From a distance, it’s hard not to be alarmed at the three trends that have dominated the region over the last decade: the growth of Chinese power, the relative decline of US power and the resulting remilitarisation of Japanese power. Indeed, given the growth in importance of the region to the global economy, these trends are as alarming as they are dangerous since they have the capacity to be self-fulfilling, driving a cycle of mistrust and spiralling arms spending. And, since Japan’s defence posture automatically includes the United States (which is obliged by treaty to come to Japan’s defence) any potential conflict has all the ingredients for a ‘great power war.’
The vacuum is shown by little in the way of a US response to China's bullying of its neighbors:
When tasked with the decline in their soft power, Chinese analysts and foreign policy editorials are quick to apportion blame to the United States. Seeking to benefit from a ‘divide and conquer strategy,’ the US has beefed up its own lagging influence at China’s expense, they suggest. The problem with this narrative is that while it correctly sees China’s influence loss as the United States’ gain, it misunderstands the causes.
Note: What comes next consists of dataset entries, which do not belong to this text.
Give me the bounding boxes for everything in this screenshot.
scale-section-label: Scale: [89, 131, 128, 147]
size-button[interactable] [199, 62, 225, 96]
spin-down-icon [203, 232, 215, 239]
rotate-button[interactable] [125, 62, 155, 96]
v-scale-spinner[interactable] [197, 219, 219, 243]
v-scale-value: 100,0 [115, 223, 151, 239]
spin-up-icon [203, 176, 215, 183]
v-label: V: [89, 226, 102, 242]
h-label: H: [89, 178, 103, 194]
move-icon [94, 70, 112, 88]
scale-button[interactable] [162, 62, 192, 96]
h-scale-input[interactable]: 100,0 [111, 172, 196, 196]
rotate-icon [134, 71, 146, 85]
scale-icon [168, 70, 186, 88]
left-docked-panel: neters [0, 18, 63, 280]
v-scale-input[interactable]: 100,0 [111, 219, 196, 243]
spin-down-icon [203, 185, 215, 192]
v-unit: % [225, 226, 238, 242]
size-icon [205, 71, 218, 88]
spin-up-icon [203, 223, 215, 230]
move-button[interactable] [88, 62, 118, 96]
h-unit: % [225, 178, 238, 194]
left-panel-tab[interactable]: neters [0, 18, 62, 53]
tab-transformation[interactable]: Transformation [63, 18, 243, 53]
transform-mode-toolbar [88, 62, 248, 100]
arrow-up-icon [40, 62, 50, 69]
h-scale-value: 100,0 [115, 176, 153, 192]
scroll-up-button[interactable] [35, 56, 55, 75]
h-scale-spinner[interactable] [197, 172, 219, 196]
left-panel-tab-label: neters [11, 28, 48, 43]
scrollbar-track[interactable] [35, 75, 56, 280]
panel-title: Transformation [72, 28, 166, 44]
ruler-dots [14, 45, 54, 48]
China is, above all, responsible for developing a power-projection capability and for using it for short-term gain. While China’s point of view that this is no more, no less than previous rising powers have sought is understandable, such thinking, planning and acting is more characteristic of 19th century powers than of those in the 21st century.
And the results of all this are already clear. Further Chinese militarisation will be met with further Japanese militarisation—and thus begins a dangerous cycle. By focusing on Japan’s past rather than a mutually beneficial future, and by embracing the worst elements of nationalism, Chinese leaders have sought to displace questions over legitimacy and internal political reform.
I'm not sure we should expect to see a return of Kido Butai anytime soon, but Japan does now have an aircraft carrier, the Hyuga.  The next one in the class will supposedly be named the Ise.  Both are appropriately named after the weird battleship-carrier things they had in World War II; for years the Japanese tried to pass the Hyuga off as a destroyer, to the amusement of military analysts.  The names probably also serve as a warning to the Chinese: We know carriers better than you do.  The Hyuga may even be more capable than China's "new" carrier.

China's bullying has also rattled the nations of ASEAN:
China is usually typecast as the villain in the Asia-Pacific’s security dramas, and the recent confrontations in the South China Sea have been no different. The narrative has revolved around an aggressive China that has recklessly pushed the envelope of its territorial claims, steamrolling its weaker neighbours and jeopardising regional stability.
China’s actions and miscommunications have indeed contributed to the growing discordance of the security mood music, with the Philippines and Vietnam in particular genuinely alarmed about the assertiveness – veering perhaps between aggression and plain clumsiness – which China has been displaying in the disputed zones of the South China Sea.
But that’s only part of the story: Asia’s maritime difficulties are above all a collective failure. Between them, the region’s stakeholders have succeeded only in exposing the dangerous weakness of their multilateral institutions. These platforms, the ASEAN Regional Forum (ARF) among them, are struggling to regulate the behaviour of their members and develop meaningful controls over the region’s security. This is because competing interests, rather than common purpose, continue to dominate regional thinking, even within ASEAN. It can also partly be explained by the enduring presence of one very successful, unilateral security institution in the Pacific region: the United States military.
I don't believe ASEAN is to blame for this; this particular article is basically making excuses for a bully.  One country and one country alone is to blame: China.

That said, ASEAN better get its act together.  And fast.